Back when I made this dress, I was deeply entrenched in all things 18th-century, but I took a quick detour into 1912-land to make a dress for my sister's wedding. I was one of her bridesmaids, and her only requirement was that we all wear purple. It didn't even have to be the same color or fabric. The other girls did ended up choosing dresses in the same color, so I asked the shop for a sample of the fabric, and headed to the design district to find something that matched. I managed to find a really lovely taffeta in exactly the same color, so I bought what was left on the bolt, and then put it on a shelf while I tried to come up with an idea of what kind of dress I wanted.
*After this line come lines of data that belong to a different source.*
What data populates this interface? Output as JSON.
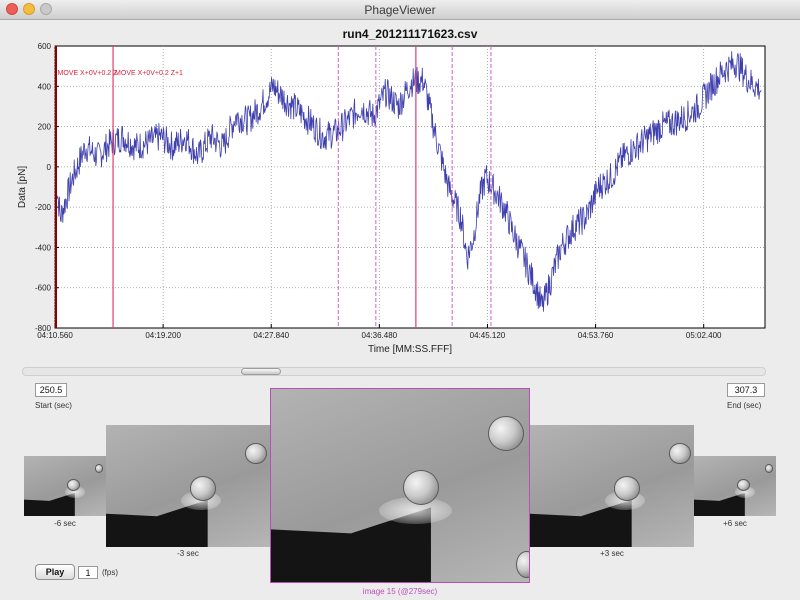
{
  "window": {
    "title": "PhageViewer"
  },
  "chart_data": {
    "type": "line",
    "title": "run4_201211171623.csv",
    "xlabel": "Time [MM:SS.FFF]",
    "ylabel": "Data [pN]",
    "x_ticks": [
      "04:10.560",
      "04:19.200",
      "04:27.840",
      "04:36.480",
      "04:45.120",
      "04:53.760",
      "05:02.400"
    ],
    "x_tick_seconds": [
      250.56,
      259.2,
      267.84,
      276.48,
      285.12,
      293.76,
      302.4
    ],
    "xlim": [
      250.56,
      307.3
    ],
    "y_ticks": [
      "600",
      "400",
      "200",
      "0",
      "-200",
      "-400",
      "-600",
      "-800"
    ],
    "ylim": [
      -800,
      600
    ],
    "grid": true,
    "series": [
      {
        "color": "#3f3fae",
        "points": [
          [
            250.6,
            -50
          ],
          [
            251,
            -250
          ],
          [
            251.5,
            -150
          ],
          [
            252,
            -50
          ],
          [
            253,
            100
          ],
          [
            254,
            50
          ],
          [
            255,
            120
          ],
          [
            256,
            150
          ],
          [
            257,
            100
          ],
          [
            258,
            120
          ],
          [
            259,
            150
          ],
          [
            260,
            100
          ],
          [
            261,
            150
          ],
          [
            262,
            50
          ],
          [
            263,
            150
          ],
          [
            264,
            100
          ],
          [
            265,
            250
          ],
          [
            266,
            230
          ],
          [
            267,
            300
          ],
          [
            268,
            400
          ],
          [
            269,
            330
          ],
          [
            270,
            280
          ],
          [
            271,
            220
          ],
          [
            272,
            150
          ],
          [
            273,
            170
          ],
          [
            274,
            230
          ],
          [
            275,
            300
          ],
          [
            276,
            250
          ],
          [
            277,
            370
          ],
          [
            278,
            300
          ],
          [
            279,
            420
          ],
          [
            280,
            430
          ],
          [
            281,
            150
          ],
          [
            282,
            -100
          ],
          [
            283,
            -250
          ],
          [
            283.5,
            -450
          ],
          [
            284,
            -350
          ],
          [
            284.5,
            -150
          ],
          [
            285,
            -50
          ],
          [
            286,
            -150
          ],
          [
            286.6,
            -220
          ],
          [
            287,
            -300
          ],
          [
            288,
            -450
          ],
          [
            289,
            -600
          ],
          [
            289.5,
            -700
          ],
          [
            290,
            -600
          ],
          [
            291,
            -400
          ],
          [
            292,
            -300
          ],
          [
            293,
            -250
          ],
          [
            294,
            -100
          ],
          [
            295,
            -50
          ],
          [
            296,
            50
          ],
          [
            297,
            100
          ],
          [
            298,
            150
          ],
          [
            299,
            200
          ],
          [
            300,
            220
          ],
          [
            301,
            250
          ],
          [
            302,
            300
          ],
          [
            303,
            400
          ],
          [
            304,
            480
          ],
          [
            305,
            520
          ],
          [
            306,
            430
          ],
          [
            307,
            380
          ]
        ]
      }
    ],
    "markers": {
      "solid_red_s": [
        250.6,
        255.2,
        279.4
      ],
      "dashed_magenta_s": [
        273.2,
        276.2,
        282.3,
        285.4
      ],
      "annotations": [
        "MOVE X+0V+0.2 Z",
        "MOVE X+0V+0.2 Z+1"
      ],
      "colors": {
        "solid": "#e0406c",
        "dashed": "#d060d0",
        "text": "#e02040"
      }
    }
  },
  "slider": {
    "position": 0.31
  },
  "range": {
    "start_value": "250.5",
    "start_label": "Start (sec)",
    "end_value": "307.3",
    "end_label": "End (sec)"
  },
  "frames": {
    "far_left": {
      "caption": "-6 sec"
    },
    "left": {
      "caption": "-3 sec"
    },
    "center": {
      "caption": "image 15 (@279sec)"
    },
    "right": {
      "caption": "+3 sec"
    },
    "far_right": {
      "caption": "+6 sec"
    }
  },
  "playback": {
    "play_label": "Play",
    "fps_value": "1",
    "fps_unit": "(fps)"
  }
}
The fabric itself really is lovely (I had actually eyeballed it before, and was really pleased when it turned out to be a match!), and I wanted to make something that I would be able to wear again. The other girls had all bought short, sleevless cocktail dresses, but I don't wear short...anything, and a cocktail dress would have been banished to the back of the closet, likely never to see the light of day again. I toyed with a few different designs, and time ticked away, and I finally had to make a quick decision.
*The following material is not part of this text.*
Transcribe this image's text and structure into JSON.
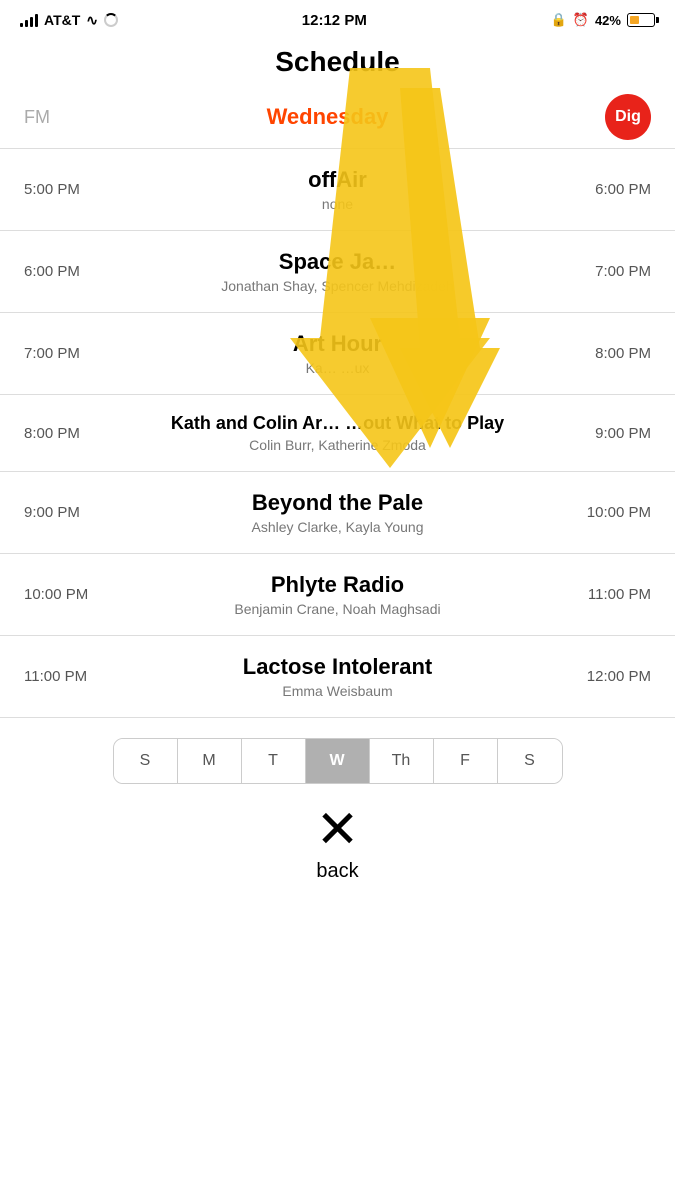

I eventually dug up the Butterick cross-front 1912-ish pattern. I had used it before to make a quick dress for an Edwardian event, so I knew its quirks and various fit issues. First off, I had to use the largest size, because I have taco-ed myself right out of Butterick's sizing. I knew it would still fit in the bust and waist, but my hips are several inches larger than their largest size. This may not be entirely a fast-food issue, though, as several others who have made the pattern have mentioned that it is tight through the hips when making the size straight from the pattern. I adjusted the hips before cutting the fabric so I knew they would fit.
I cut out the gown one evening after work, and then poked around online to find a bit more inspiration. Looking at the gown pinned to the mannequin it looked so...plain. It was a wall of purple taffeta, it needed something to break it up. Finally, I came across this lovely dress.
It's nearly the same color as my dress, so I immediately gravitated to it, and it has the low cross-front like the pattern. I hit the fabric warehouses to try and find a deep purple velvet that I could use to accent the dress, and came home with a deep purple acetate velvet. It wasn't ideal, but it would do.
I had purchased three yards of the velvet, with the idea that I would make the underskirt in the velvet, as well as the accents. I initially didn't think it would be enough, but I ended up being able to make everything just as I had planned!
There was one piece of scrap velvet that ended up the perfect size and shape for the little sash-y bit where it peeks out from the skirt overlap.
I ended up really happy with this dress. I didn't expect to love the outcome of a quick dress like this as much as I did. I'm excited that I have another Teens dress available to use for future events, too, since this is an era I love, but am sorely lacking in my closet. I do plan to go back and fit a few fit issues, and maybe make the little sheer purple top underneath it.